The Humvees seen allegedly heading towards the border appear to be of the Oshkosh M-ATV variety. The Saudi military currently uses these in its conflict with Yemen, and is thought to have approximately 450 of the vehicles.
Additionally, Saudi Arabia has stationed a squadron of F-15 fighter jets at the Turkish air force base in Incirlik, close to the city of Adana. This base is also used by the US air force.
This seemingly massive buildup of Saudi forces heading into Jordan and Turkey seems to reinforce Saudis statements on putting boots on the ground in Syria, a decision which been met by the Assad regime with enmity. Although the Saudis claim they only want to fight ISIS, the regime responded by saying that any attack on any group on Syrian soil would be considered an act of war.
The new kingmakers
The timing of the Saudi decision to send ground forces says much about the state of geopolitics in the region, and how the Saudis currently see themselves in the Middle East. Saudi Arabia, with all of its fancy high tech weapons, has lost face in its fight against the Houthis – a rag-tag, flip-flop-wearing militia that has overtaken Yemen.

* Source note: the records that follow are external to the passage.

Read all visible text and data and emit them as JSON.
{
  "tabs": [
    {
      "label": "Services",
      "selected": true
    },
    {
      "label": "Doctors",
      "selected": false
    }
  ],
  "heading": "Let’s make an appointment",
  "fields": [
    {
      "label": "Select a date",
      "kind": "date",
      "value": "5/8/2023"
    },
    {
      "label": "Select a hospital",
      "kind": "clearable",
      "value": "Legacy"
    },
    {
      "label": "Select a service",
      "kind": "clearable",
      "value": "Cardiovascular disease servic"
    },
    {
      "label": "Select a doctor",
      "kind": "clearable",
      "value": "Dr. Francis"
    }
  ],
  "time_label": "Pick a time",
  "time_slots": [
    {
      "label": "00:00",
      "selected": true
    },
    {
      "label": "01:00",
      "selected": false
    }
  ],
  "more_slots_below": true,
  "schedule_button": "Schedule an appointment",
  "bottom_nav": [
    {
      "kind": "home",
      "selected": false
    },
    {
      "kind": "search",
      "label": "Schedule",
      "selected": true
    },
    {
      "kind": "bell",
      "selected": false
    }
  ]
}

With their GCC coalition and army of South American mercenaries, the Saudis are slogging their way through the country, and even getting attacked in their own southern cities of Najran and Jazan. However, by hitting ISIS hard and on the ground in Syria, they may be able to restore some of their pride and prove to the world that they are a fighting force to be reckoned with.

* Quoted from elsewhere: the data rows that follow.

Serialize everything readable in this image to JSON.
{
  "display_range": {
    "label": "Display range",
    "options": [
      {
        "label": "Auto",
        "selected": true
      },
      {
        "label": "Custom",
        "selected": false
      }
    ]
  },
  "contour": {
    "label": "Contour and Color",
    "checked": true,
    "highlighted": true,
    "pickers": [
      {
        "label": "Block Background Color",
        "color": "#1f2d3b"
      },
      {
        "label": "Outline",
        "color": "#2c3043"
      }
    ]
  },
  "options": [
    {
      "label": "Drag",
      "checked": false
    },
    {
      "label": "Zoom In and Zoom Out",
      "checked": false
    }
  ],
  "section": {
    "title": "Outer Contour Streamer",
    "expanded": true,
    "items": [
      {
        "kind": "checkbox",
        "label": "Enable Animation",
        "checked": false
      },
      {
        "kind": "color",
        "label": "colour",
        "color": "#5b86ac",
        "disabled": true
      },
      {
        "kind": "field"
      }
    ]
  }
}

At the same time, the Russians and the Iranians – two non-Arab peoples – have entered the Arab Middle East, and are exerting their power and influence there in a way that totally shuts out the Saudis. The House of Saud does not want to see these “foreigners” threatening their influence in the region. The Saudi government may believe that by leading the effort on the ground in Syria, they will be able to assert themselves politically and strategically and maintain their perceived role as the regional Sunni power when and if the Russians and Iranians leave.The move into Jordan and Turkey may simply be an attempt to project Saudi military power to the world in general, and to show the Russians and the Iranians that if they want to have influence in the Middle East, the House of Saud must also have a seat at the table.
A clash of religion
Perhaps even more important than geopolitical considerations is the millennium-long war between the two main branches of Islam – the Sunnis and the Shiites. Saudi Arabia views itself as the protector of Sunni Islam, while the Iranians are the major Shiite power in the world. The Sunnis of Syria are being subjected to ethnic cleansing, and the Saudis are well-aware of the uptick in the number of massacres of their co-religionists. They are also fearfully aware that the tide of the civil war is turning in favor of the Assad regime (and by extension, the Iranians), and understand that solely providing weapons and air support to their Syrian Sunni bretheren will no longer be enough to mitigate the risks of a Syrian Sunni slaughter becoming a reality.
To save their fellow Sunnis from utter annihilation, the Saudis are forming a grand Sunni coalition – including Turkey and the UAE –with which to enter into the fray. Although Saudi Arabia’s stated goal is to defeat ISIS, it has also said time and time again that it will not allow Assad to remain in power. To the Saudis, the Shiites have too much Sunni blood on their hands, and it appearsthat Saudi Arabia intends to make them pay.